Some heart, stroke patients not seeking care due to fear of COVID-19
BATON ROUGE - New data suggests that people are so afraid of getting the coronavirus they're not seeking the care they need right now.
Over the last two months there has been a decrease in heart attack and stroke patients at hospitals. Baton Rouge General Medical Director of Emergency Medicine Dr. Johnny Jones says that's not a good thing.
"I think people are scared to come in because of the COVID crisis but often ignoring the symptoms that they're having," Jones said.
The numbers reflect a drastic change. For April 2020, compared to April 2019, BRG is reporting a 39-percent decrease in heart attack patients and a 21-percent decrease in stroke patients. Overall visits to the ER are down about 46-percent. Jones says instead of those patients coming to the ER to seek care, they're suffering at home.
"The sad thing is a certain percentage of them are dying at home, but I think the larger percentage of people that have ignored the symptoms are getting through the initial symptom of chest pain or slurred speech and then developing complications down the line," he said.
The East Baton Rouge Parish Coroner says March 1, 2020 to May 21, 2020, there have been 1,045 natural deaths. Of those, 239 are linked to COVID-19, and 806 are other natural causes. From March 1, 2019 to May 21, 2019, there were 682 natural deaths in EBR parish.

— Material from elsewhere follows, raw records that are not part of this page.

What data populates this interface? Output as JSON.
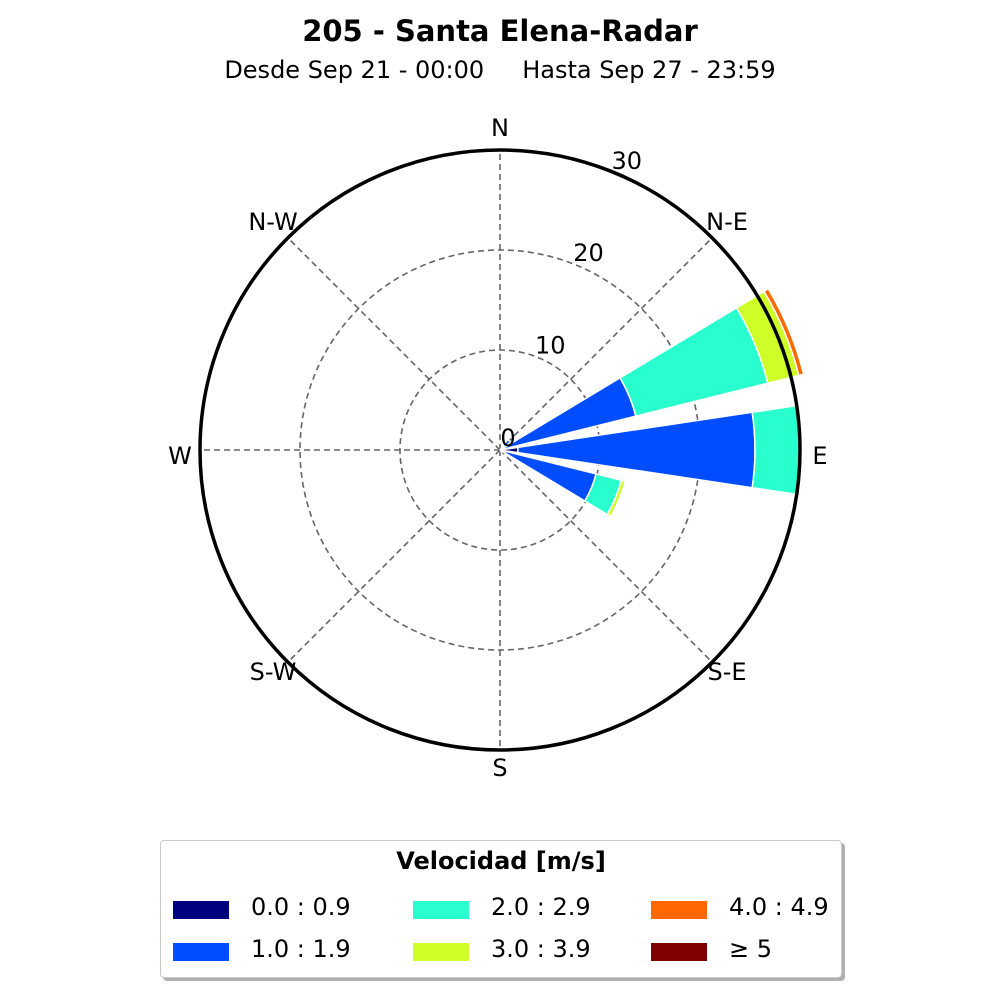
{
  "chart_data": {
    "type": "windrose",
    "title": "205 - Santa Elena-Radar",
    "subtitle": {
      "from": "Desde Sep 21 - 00:00",
      "to": "Hasta Sep 27 - 23:59"
    },
    "directions": [
      "N",
      "N-E",
      "E",
      "S-E",
      "S",
      "S-W",
      "W",
      "N-W"
    ],
    "radial_ticks": [
      0,
      10,
      20,
      30
    ],
    "radial_max": 30,
    "grid": true,
    "legend": {
      "title": "Velocidad [m/s]",
      "position": "bottom",
      "bins": [
        {
          "label": "0.0 : 0.9",
          "color": "#00007f"
        },
        {
          "label": "1.0 : 1.9",
          "color": "#004cff"
        },
        {
          "label": "2.0 : 2.9",
          "color": "#29ffce"
        },
        {
          "label": "3.0 : 3.9",
          "color": "#ceff29"
        },
        {
          "label": "4.0 : 4.9",
          "color": "#ff6800"
        },
        {
          "label": "≥  5",
          "color": "#7f0000"
        }
      ]
    },
    "sectors": [
      {
        "direction_deg": 45.0,
        "values": [
          0.4,
          0.9,
          0,
          0,
          0,
          0
        ]
      },
      {
        "direction_deg": 67.5,
        "values": [
          0.4,
          13.6,
          13.6,
          3.2,
          0.5,
          0
        ]
      },
      {
        "direction_deg": 90.0,
        "values": [
          1.8,
          23.7,
          4.5,
          0,
          0,
          0
        ]
      },
      {
        "direction_deg": 112.5,
        "values": [
          0.6,
          9.3,
          2.6,
          0.4,
          0,
          0
        ]
      },
      {
        "direction_deg": 135.0,
        "values": [
          0.3,
          0,
          0,
          0,
          0,
          0
        ]
      }
    ]
  }
}
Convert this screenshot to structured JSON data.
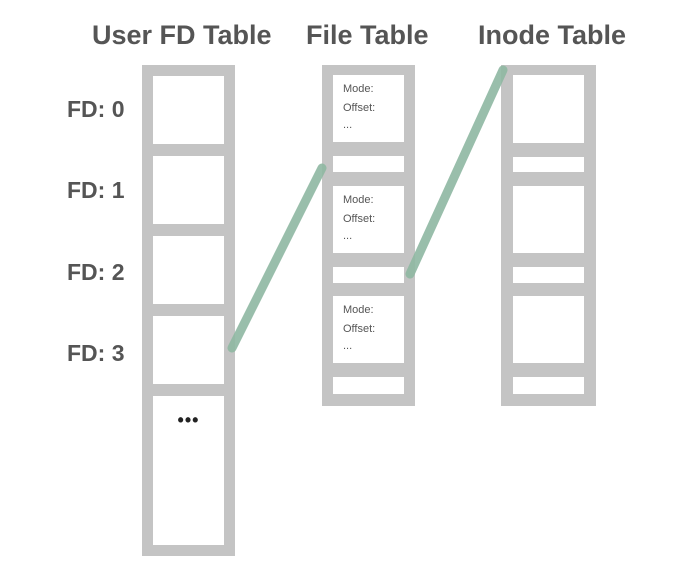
{
  "titles": {
    "user_fd_table": "User FD Table",
    "file_table": "File Table",
    "inode_table": "Inode Table"
  },
  "fd_labels": [
    "FD: 0",
    "FD: 1",
    "FD: 2",
    "FD: 3"
  ],
  "user_fd_more": "•••",
  "file_entries": [
    {
      "mode": "Mode:",
      "offset": "Offset:",
      "more": "..."
    },
    {
      "mode": "Mode:",
      "offset": "Offset:",
      "more": "..."
    },
    {
      "mode": "Mode:",
      "offset": "Offset:",
      "more": "..."
    }
  ],
  "colors": {
    "column_gray": "#c4c4c4",
    "text_gray": "#555555",
    "link_green": "#8fb8a2"
  }
}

Acadian Ambulance says it's reporting a greater number of patients refusing transport to hospitals for needed care.
"We got to try to talk them into being transported and a lot of them just refuse and get out of our units who don't want to be transported," Chief Medical Officer of Acadian Companies Chuck Burnell said.
Since the start of the pandemic, Acadian has seen an 18-percent increase in patients refusing to go to the hospital after they have been advised to do so. Medics say it's because the patients fear becoming infected with COVID-19.
Instead patients request to be taken to doctors' offices, which are not equipped to handle emergencies. Other patients aren't even calling for help.
"One of the things that we've noticed that is most concerning, what we call our DOA or 'dead on arrival' or 'dead on scene' criteria, that number has gone up. And this is not just unique to Louisiana. This has been a nation-wide trend in a lot of EMS services," Burnell said.
Hospitals and medics have changed their procedures and adapted to the coronavirus, offering masks and performing temperature checks. Hospitals have separate areas for COVID-19 patients to offer the best possible care for everyone.